In one of my Disaster Risk Reduction projects with the Danish Red Cross, I travelled to mid-west and far-west Nepal to design emergency referral protocols. I came across story after story of people losing out on healthcare just because they lived in a place lacked sufficient roads. This was unacceptable. I got more curious about whether we can use aerial routes instead of depending on roads, especially in places like Nepal where, no matter how many roads we build, the risk of landslides and floods always exists.
I started deep diving into drones. I founded my company, Caerobotics to build an ecosystem for integrating emerging technologies to improve healthcare quality and accessibility and for disaster risk reduction. I was drawn towards Humanitarian UAV Network and WeRobotics, which operatered Flying Labs in various countries. Flying Labs worked with local leaders to build grassroots capacity for deploying drones for social good. This was totally in sync with my vision, and I offered to establish India Flying Labs. Within a year, India Flying Labs developed into an open, collaborative network of more than 25 organisations and more than 100 individual experts who are passionate about using drones for social good. We are working together on building local teams in vulnerable areas that can respond to disasters using emerging technologies such as drones and AI. We call it UAV Rapid Response Task Force. We are also introducing Project Wings, which will motivate and support students in learning robotics and drones and aspiring for careers in STEM—especially girls from rural and vulnerable populations.

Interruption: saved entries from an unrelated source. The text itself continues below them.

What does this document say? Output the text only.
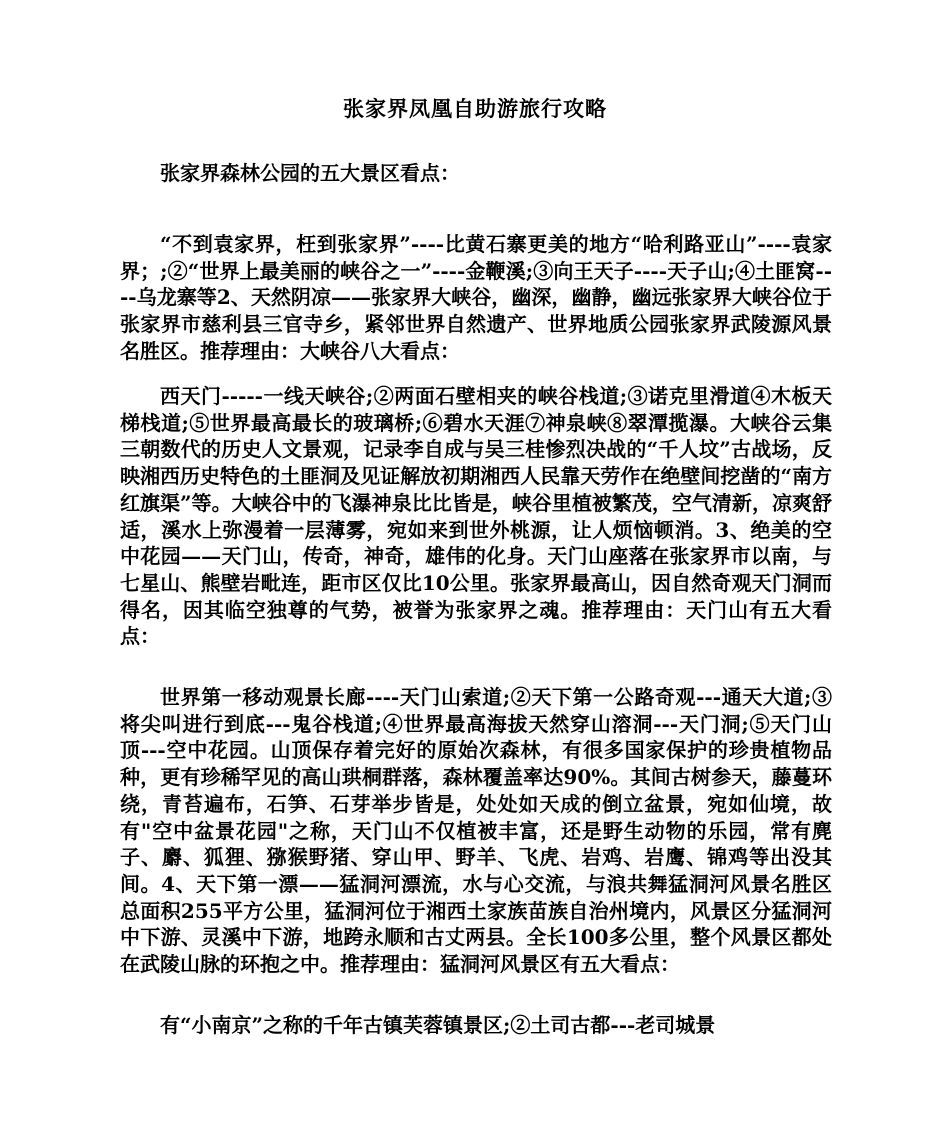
张家界凤凰自助游旅行攻略

张家界森林公园的五大景区看点：

“不到袁家界，枉到张家界”----比黄石寨更美的地方“哈利路亚山”----袁家界；;②“世界上最美丽的峡谷之一”----金鞭溪;③向王天子----天子山;④土匪窝----乌龙寨等2、天然阴凉——张家界大峡谷，幽深，幽静，幽远张家界大峡谷位于张家界市慈利县三官寺乡，紧邻世界自然遗产、世界地质公园张家界武陵源风景名胜区。推荐理由：大峡谷八大看点：

西天门-----一线天峡谷;②两面石壁相夹的峡谷栈道;③诺克里滑道④木板天梯栈道;⑤世界最高最长的玻璃桥;⑥碧水天涯⑦神泉峡⑧翠潭揽瀑。大峡谷云集三朝数代的历史人文景观，记录李自成与吴三桂惨烈决战的“千人坟”古战场，反映湘西历史特色的土匪洞及见证解放初期湘西人民靠天劳作在绝壁间挖凿的“南方红旗渠”等。大峡谷中的飞瀑神泉比比皆是，峡谷里植被繁茂，空气清新，凉爽舒适，溪水上弥漫着一层薄雾，宛如来到世外桃源，让人烦恼顿消。3、绝美的空中花园——天门山，传奇，神奇，雄伟的化身。天门山座落在张家界市以南，与七星山、熊壁岩毗连，距市区仅比10公里。张家界最高山，因自然奇观天门洞而得名，因其临空独尊的气势，被誉为张家界之魂。推荐理由：天门山有五大看点：

世界第一移动观景长廊----天门山索道;②天下第一公路奇观---通天大道;③将尖叫进行到底---鬼谷栈道;④世界最高海拔天然穿山溶洞---天门洞;⑤天门山顶---空中花园。山顶保存着完好的原始次森林，有很多国家保护的珍贵植物品种，更有珍稀罕见的高山珙桐群落，森林覆盖率达90%。其间古树参天，藤蔓环绕，青苔遍布，石笋、石芽举步皆是，处处如天成的倒立盆景，宛如仙境，故有"空中盆景花园"之称，天门山不仅植被丰富，还是野生动物的乐园，常有麂子、麝、狐狸、猕猴野猪、穿山甲、野羊、飞虎、岩鸡、岩鹰、锦鸡等出没其间。4、天下第一漂——猛洞河漂流，水与心交流，与浪共舞猛洞河风景名胜区总面积255平方公里，猛洞河位于湘西土家族苗族自治州境内，风景区分猛洞河中下游、灵溪中下游，地跨永顺和古丈两县。全长100多公里，整个风景区都处在武陵山脉的环抱之中。推荐理由：猛洞河风景区有五大看点：

有“小南京”之称的千年古镇芙蓉镇景区;②土司古都---老司城景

This field desperately needs more women to lead from the front, so that the systems and policies that are designed don’t only reflect our voices and experiences, but also our unique individualities. We women are naturally empathetic, and the world needs our sensitivity and sincerity. We may still have a lot of social challenges to overcome, but it is still worth it.

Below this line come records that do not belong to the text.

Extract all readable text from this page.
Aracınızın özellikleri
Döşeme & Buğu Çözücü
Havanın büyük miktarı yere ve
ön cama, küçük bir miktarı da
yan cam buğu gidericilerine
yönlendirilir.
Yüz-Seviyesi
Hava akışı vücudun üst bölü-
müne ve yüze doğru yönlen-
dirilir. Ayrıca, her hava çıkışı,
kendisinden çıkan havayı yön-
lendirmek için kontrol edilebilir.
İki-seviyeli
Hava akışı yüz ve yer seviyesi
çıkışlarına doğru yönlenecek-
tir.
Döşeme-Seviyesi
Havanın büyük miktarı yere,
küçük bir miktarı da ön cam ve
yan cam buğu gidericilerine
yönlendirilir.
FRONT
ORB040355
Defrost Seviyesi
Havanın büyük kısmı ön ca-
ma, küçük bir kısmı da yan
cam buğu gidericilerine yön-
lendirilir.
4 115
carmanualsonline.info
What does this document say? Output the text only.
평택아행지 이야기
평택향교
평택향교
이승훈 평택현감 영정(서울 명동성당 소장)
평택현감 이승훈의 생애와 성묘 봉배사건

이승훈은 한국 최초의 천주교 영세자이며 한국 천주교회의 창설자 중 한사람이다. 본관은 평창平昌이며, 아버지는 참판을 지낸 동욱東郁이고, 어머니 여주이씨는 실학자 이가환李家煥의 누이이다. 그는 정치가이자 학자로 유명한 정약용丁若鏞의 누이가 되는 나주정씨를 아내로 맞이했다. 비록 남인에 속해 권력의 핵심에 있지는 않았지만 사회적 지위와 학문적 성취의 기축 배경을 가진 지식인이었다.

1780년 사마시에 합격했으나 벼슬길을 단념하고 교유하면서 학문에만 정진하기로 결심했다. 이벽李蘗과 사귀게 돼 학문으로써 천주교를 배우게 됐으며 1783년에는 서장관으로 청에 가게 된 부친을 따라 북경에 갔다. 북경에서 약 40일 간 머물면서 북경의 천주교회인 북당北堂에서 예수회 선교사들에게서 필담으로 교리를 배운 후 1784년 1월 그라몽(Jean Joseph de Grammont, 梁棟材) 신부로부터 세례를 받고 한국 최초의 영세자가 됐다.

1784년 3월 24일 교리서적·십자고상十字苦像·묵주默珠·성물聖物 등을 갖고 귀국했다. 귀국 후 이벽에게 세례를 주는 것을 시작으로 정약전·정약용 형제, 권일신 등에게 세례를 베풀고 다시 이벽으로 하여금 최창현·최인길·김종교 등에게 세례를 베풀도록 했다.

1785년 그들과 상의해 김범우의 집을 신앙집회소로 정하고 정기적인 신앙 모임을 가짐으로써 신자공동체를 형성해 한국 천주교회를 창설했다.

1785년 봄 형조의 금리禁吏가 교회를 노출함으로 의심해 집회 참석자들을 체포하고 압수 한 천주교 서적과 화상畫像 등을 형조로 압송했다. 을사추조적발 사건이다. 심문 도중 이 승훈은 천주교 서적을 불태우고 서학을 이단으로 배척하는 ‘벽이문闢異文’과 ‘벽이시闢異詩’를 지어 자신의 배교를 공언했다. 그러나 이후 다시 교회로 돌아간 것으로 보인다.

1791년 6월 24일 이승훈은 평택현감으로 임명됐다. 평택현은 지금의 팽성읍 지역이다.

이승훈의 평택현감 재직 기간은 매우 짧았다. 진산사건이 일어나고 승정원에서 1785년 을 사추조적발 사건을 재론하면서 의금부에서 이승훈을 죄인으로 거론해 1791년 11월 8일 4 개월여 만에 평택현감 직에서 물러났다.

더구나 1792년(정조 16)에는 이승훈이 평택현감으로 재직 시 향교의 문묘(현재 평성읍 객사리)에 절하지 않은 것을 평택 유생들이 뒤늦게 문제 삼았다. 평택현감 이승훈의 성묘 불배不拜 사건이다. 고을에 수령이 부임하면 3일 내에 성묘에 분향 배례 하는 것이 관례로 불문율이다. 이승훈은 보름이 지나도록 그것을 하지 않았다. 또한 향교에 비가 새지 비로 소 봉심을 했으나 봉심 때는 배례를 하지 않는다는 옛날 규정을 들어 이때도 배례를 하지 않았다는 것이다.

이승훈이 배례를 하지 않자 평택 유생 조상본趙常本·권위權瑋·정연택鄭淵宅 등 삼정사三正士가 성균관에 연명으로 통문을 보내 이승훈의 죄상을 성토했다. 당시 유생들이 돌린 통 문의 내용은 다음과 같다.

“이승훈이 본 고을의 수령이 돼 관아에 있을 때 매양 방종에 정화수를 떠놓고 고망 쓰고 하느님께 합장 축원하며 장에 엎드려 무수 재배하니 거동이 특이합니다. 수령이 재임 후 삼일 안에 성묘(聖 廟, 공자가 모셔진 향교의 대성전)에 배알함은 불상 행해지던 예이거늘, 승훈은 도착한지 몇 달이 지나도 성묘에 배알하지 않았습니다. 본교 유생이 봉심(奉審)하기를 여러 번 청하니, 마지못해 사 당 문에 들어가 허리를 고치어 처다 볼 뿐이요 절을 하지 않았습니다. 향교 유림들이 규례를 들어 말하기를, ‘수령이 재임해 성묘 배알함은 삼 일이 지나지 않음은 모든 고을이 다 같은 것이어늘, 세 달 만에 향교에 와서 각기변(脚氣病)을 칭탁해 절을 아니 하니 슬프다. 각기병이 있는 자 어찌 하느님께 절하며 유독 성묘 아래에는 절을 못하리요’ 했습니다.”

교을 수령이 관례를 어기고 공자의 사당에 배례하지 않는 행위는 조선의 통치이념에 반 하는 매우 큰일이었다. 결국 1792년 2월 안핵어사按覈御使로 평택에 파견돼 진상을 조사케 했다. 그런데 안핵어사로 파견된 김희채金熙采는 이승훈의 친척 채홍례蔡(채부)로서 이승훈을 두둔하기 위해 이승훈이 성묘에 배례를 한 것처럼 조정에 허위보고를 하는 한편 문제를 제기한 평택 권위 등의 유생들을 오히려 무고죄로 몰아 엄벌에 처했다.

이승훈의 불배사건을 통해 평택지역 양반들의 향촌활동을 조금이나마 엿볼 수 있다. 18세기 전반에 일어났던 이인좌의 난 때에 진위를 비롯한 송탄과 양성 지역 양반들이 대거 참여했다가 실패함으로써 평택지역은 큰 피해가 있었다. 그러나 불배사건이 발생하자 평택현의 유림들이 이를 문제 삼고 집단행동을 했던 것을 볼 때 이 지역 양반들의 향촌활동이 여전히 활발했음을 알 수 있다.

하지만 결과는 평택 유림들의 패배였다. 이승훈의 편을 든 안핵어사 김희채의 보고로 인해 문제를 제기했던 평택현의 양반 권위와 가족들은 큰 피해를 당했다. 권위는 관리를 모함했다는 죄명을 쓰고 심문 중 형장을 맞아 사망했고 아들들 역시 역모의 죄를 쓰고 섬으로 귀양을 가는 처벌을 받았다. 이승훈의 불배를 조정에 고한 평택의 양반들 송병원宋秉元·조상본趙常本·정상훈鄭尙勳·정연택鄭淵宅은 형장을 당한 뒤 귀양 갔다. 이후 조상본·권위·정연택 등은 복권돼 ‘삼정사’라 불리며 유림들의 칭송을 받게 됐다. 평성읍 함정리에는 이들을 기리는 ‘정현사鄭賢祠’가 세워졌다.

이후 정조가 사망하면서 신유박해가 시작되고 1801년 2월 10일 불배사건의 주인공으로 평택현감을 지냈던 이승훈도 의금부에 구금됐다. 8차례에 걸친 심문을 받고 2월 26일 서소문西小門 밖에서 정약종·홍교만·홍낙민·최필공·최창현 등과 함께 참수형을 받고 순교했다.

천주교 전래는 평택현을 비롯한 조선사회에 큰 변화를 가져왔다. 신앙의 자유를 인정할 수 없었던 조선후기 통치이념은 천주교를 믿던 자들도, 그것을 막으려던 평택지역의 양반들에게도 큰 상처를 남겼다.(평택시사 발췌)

I do not know what lies next. I do not keep a diary nor refer to a calendar. Most of my meetings, just like my decisions, are spontaneous. I follow my gut instinct to make choices, and I have failed miserably whenever I have ignored my inner voice and gone ahead with taking logical brainy steps. No matter how many robots or super computers we make, our inner intelligence, which makes us sensitive, empathetic and wise, will always be superior. The education of today must make us smarter, for sure, but should be driven by empathy and human connections, so that whatever we build in the future will make the world more beautiful and livable for all of us—humans, plants, animals, insects—everyone. It is easy to complain about what’s not alright with the world. But complaints are useless. Our distress must translate into valuable actions that build lasting bridges.